He brushed his hair out of his face, and she saw his eyes were a very light hazel, reminding Dez of the sweet, sun-warmed dates that grew on the young palm outside her kitchen window. Dez ate them by the fistful, could never get enough.
His front teeth grazed his bottom lip as he thought. “I don’t like living with regret.”
“Is that a yes?” Dez asked. She was smiling through her impatience.
“Not gonna be that guy who looks back on his life and says, ‘Why’d I let that strange, adorable, very forward woman get away?’”
“We don’t know what the hell we’re doing,” Silas chimed in next to Dez. “Just saying.”
“Shut up, Silas,” Dez said. “Yes, we do.”
“I bet you know enough,” the skater said. He smiled, at Silas, at Dez. No teeth, just smooth, very pale, pink lips. It felt familiar, that smile… not like they’d known each other before, but like they would know each other after. Like Dez was editing this moment from the future, marking it: Cue the music, this is where it all began.
They shook hands on the terms of his casting commitment. One day of work, no monetary compensation, but beers at the end, if the bars were still open, and credit in the name of Asher Ibrahim.
Asher Ibrahim. He was twenty-seven, three years older than Dez, and a native of Ventura. He’d been skating at that park since he could walk. She loved the way his name sounded like he came from the other side of the world, or like somewhere even farther, somewhere Dez wasn’t yet able to imagine.
Working with Asher, filming him that afternoon, was the best experience of Dez’s life. It was a taste of what she wanted out of whatever the future held.
“Al,” a familiar voice calls, muffled through the glass door of the Dairy Barn.
Dez looks up from the sink toward the sound. She knows who it is before she sees him. Her brother. No one calls her that anymore but Moses.
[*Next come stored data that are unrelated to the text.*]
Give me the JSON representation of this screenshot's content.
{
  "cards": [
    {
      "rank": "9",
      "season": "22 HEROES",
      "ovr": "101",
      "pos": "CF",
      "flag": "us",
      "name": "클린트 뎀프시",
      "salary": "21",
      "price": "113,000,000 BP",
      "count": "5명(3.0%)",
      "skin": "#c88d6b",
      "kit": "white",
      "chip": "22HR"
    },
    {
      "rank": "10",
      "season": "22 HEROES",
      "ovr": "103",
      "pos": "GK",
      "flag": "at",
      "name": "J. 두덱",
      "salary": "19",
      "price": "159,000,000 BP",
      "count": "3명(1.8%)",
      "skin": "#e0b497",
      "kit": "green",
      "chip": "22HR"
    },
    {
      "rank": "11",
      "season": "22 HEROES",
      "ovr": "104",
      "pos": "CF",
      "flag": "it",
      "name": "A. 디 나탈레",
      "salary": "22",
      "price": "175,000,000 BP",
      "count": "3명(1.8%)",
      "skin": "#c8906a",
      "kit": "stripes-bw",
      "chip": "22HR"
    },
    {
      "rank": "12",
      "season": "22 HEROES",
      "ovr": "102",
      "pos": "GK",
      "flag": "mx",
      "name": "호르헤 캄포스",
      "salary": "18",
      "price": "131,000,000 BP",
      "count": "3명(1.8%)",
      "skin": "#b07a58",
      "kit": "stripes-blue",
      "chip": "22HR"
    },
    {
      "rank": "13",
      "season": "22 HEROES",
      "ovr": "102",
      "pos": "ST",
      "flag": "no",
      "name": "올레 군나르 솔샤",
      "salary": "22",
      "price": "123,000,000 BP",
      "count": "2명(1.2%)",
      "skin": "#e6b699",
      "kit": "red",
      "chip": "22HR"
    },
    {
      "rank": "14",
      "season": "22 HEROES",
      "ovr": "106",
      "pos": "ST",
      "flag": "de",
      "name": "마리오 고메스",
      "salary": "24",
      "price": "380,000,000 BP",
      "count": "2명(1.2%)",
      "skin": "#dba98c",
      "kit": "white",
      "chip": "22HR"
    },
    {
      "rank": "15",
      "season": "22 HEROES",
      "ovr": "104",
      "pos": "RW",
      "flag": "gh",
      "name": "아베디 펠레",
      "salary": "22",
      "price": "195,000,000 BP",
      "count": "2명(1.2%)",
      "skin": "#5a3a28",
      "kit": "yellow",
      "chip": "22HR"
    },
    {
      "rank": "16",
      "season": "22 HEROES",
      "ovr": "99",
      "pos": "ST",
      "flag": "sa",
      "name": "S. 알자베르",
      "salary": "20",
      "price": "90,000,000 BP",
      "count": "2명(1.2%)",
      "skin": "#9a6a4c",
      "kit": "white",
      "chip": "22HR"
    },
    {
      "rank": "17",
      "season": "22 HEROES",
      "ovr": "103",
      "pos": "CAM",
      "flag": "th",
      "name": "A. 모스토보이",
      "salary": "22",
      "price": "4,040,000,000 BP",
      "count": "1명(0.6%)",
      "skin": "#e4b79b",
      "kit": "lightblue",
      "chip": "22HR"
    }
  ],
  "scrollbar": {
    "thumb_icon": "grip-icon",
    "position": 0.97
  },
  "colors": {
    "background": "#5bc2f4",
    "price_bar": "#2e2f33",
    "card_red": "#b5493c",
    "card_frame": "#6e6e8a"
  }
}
Her childhood nickname is short for Albatross, because when Dez was younger, she’d take off into the desert behind their house for such long stretches of time that their mom would say she feared Dez had flown away, across the desert and over the Pacific Ocean.
Mo taps on the window. Grins.
“Fuck off,” she calls. “We’re closed.”
Dez always brings home food for Moses and her mom after work. She has tonight’s to-go sack sitting in a warmer. Onion rings for her mom, and the ignominious side salad in a separate sack on the counter. Her mother is the only Dairy Barn customer ever to enjoy the menu item Uncle Bob has the nerve to call a salad.
Mo is an extra-pickles, extra-bacon, no-sauce cheeseburger guy. He eats it standing up in the kitchen after a night of partying. Sometimes, if Dez is still up working on her laptop, and if Moses’s movements above her don’t sound too wasted, she’ll come upstairs from the garage to hang out with him, and they’ll talk like they used to. It hasn’t happened in a while.
“Hey, let me in,” he calls, banging on the door.
“If you’re in,” she calls back, “you’re on toilet duty.”
“Fine. I’ll scrub that shit.”
She expects him to flip her off, or at the very least, demand a share of her wages. But he doesn’t, just waits at the door, shifting his weight like he has to pee. Or like he’s worried about something. What did he do this time? Dez’s mind is already making a list…
“Come on, it’s a thousand degrees out here,” Mo whines.
“Okay,” she says, “keep your pants on.” She dries her hands and goes to the storage closet to get the keys.
As kids, Mo was the cute one. Even though their features look almost exactly alike—onyx hair, fair, freckled skin, small straight noses, pale blue eyes—her brother wears it differently. He’s five years younger, but his adorability lingered long after it was no longer detectable in Dez. Mo can talk to anyone, knows exactly what to say to make them pay attention to him and enjoy it, whether it’s a toddler in a sandbox, or a con man at the racetrack. Everybody likes Mo, whereas most people tolerate Dez. Her mother calls her an enigma. Even Silas says she’s an acquired taste.
Which is why it was so remarkable that Asher had come out and said it, right away, the night they met. After they finished shooting, halfway into their second Sierra Nevada, he leaned in while Dez was selecting “Drunken Angel” by Lucinda Williams on the jukebox and whispered:
“I like everything I’ve seen about you so far, Desdemona Rae. What else you got?”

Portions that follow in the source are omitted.